Expressivity and composability of Spark

spark

Author

Youfeng Zhou

Published

November 21, 2022

With low-level RDD API (unstructured)

from pyspark import SparkContext

sc = SparkContext('local')

dataRDD = sc.parallelize([('Brooke', 20), ('Denny', 31), ('Jules', 30), ('TD', 35), ('Brooke', 25)])

dataRDD.first()

('Brooke', 20)

dataRDD.collect() # only use when the dataset is small

[('Brooke', 20), ('Denny', 31), ('Jules', 30), ('TD', 35), ('Brooke', 25)]

dataRDD.take(2) # use `take(n)` to get the first n rows

[('Brooke', 20), ('Denny', 31)]

mapedRDD = dataRDD.map(lambda x: (x[0], (x[1], 1)))
mapedRDD.collect()

[('Brooke', (20, 1)),
 ('Denny', (31, 1)),
 ('Jules', (30, 1)),
 ('TD', (35, 1)),
 ('Brooke', (25, 1))]

reducedRDD = mapedRDD.reduceByKey(lambda x, y: (x[0] + y[0], x[1] + y[1]))
reducedRDD.collect()

[('Brooke', (45, 2)), ('Denny', (31, 1)), ('Jules', (30, 1)), ('TD', (35, 1))]

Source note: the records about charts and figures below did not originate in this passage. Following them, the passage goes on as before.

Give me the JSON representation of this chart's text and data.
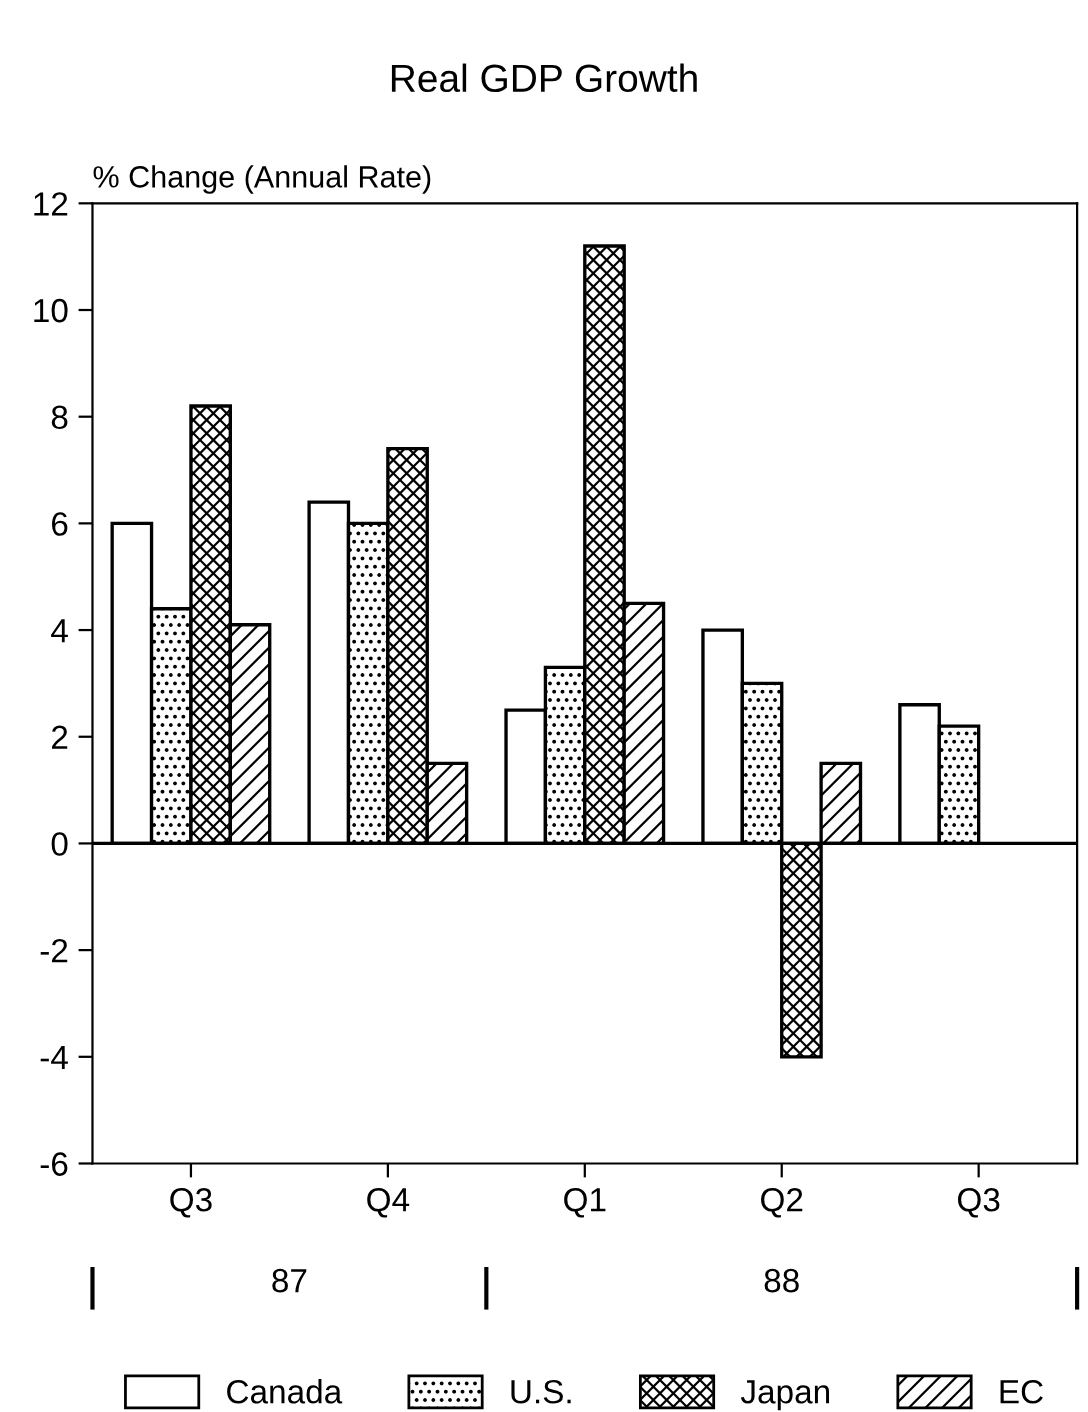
{
  "chart_data": {
    "type": "bar",
    "title": "Real GDP Growth",
    "ylabel": "% Change (Annual Rate)",
    "categories": [
      "Q3",
      "Q4",
      "Q1",
      "Q2",
      "Q3"
    ],
    "series": [
      {
        "name": "Canada",
        "color": "#ffffff",
        "values": [
          6.0,
          6.4,
          2.5,
          4.0,
          2.6
        ]
      },
      {
        "name": "U.S.",
        "color": "#000000",
        "values": [
          4.4,
          6.0,
          3.3,
          3.0,
          2.2
        ]
      },
      {
        "name": "Japan",
        "color": "#000000",
        "values": [
          8.2,
          7.4,
          11.2,
          -4.0,
          null
        ]
      },
      {
        "name": "EC",
        "color": "#000000",
        "values": [
          4.1,
          1.5,
          4.5,
          1.5,
          null
        ]
      }
    ],
    "ylim": [
      -6,
      12
    ],
    "yticks": [
      -6,
      -4,
      -2,
      0,
      2,
      4,
      6,
      8,
      10,
      12
    ],
    "annotations": [
      "87",
      "88"
    ],
    "ref_lines": [
      {
        "axis": "y",
        "value": 0
      }
    ],
    "grid": false,
    "legend": "bottom"
  }
}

mapedRDD = reducedRDD.map(lambda x: (x[0], x[1][0]/x[1][1]))
mapedRDD.collect()

[('Brooke', 22.5), ('Denny', 31.0), ('Jules', 30.0), ('TD', 35.0)]

sc.stop()

With high-level DSL operates and DataFrame API (structured)

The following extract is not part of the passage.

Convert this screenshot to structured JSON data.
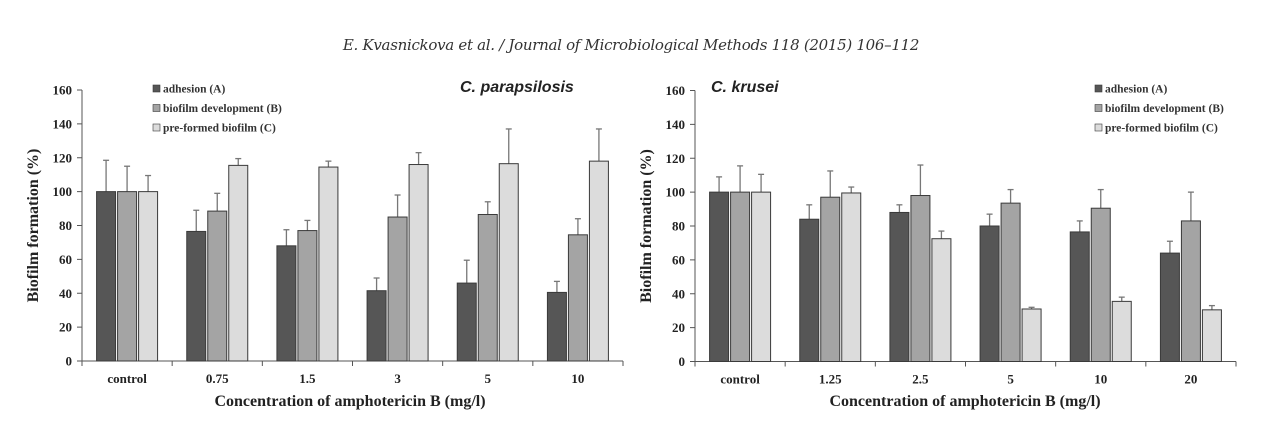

DSL: domain specific language

from pyspark.sql import SparkSession
from pyspark.sql.functions import avg

spark = SparkSession.builder.appName('AvgAges').getOrCreate()

data_df = spark.createDataFrame([('Brooke', 20), ('Denny', 31), ('Jules', 30), ('TD', 35), ('Brooke', 25)], 
                                ['name', 'age'])
data_df.show()

[Stage 0:>                                                          (0 + 1) / 1]

+------+---+
|  name|age|
+------+---+
|Brooke| 20|
| Denny| 31|
| Jules| 30|
|    TD| 35|
|Brooke| 25|
+------+---+

data_df.show(1)

+------+---+
|  name|age|
+------+---+
|Brooke| 20|
+------+---+
only showing top 1 row

data_df.take(2) # Get the first 2 rows

[Row(name='Brooke', age=20), Row(name='Denny', age=31)]

data_df.tail(2) # Get the last 3 rows

[Row(name='TD', age=35), Row(name='Brooke', age=25)]

avg_df = data_df.groupBy('name').agg(avg('age'))
avg_df.show()

+------+--------+
|  name|avg(age)|
+------+--------+
|Brooke|    22.5|
| Denny|    31.0|
| Jules|    30.0|
|    TD|    35.0|
+------+--------+

Note

This version is far more expressive and simpler than the previous one.

spark.stop()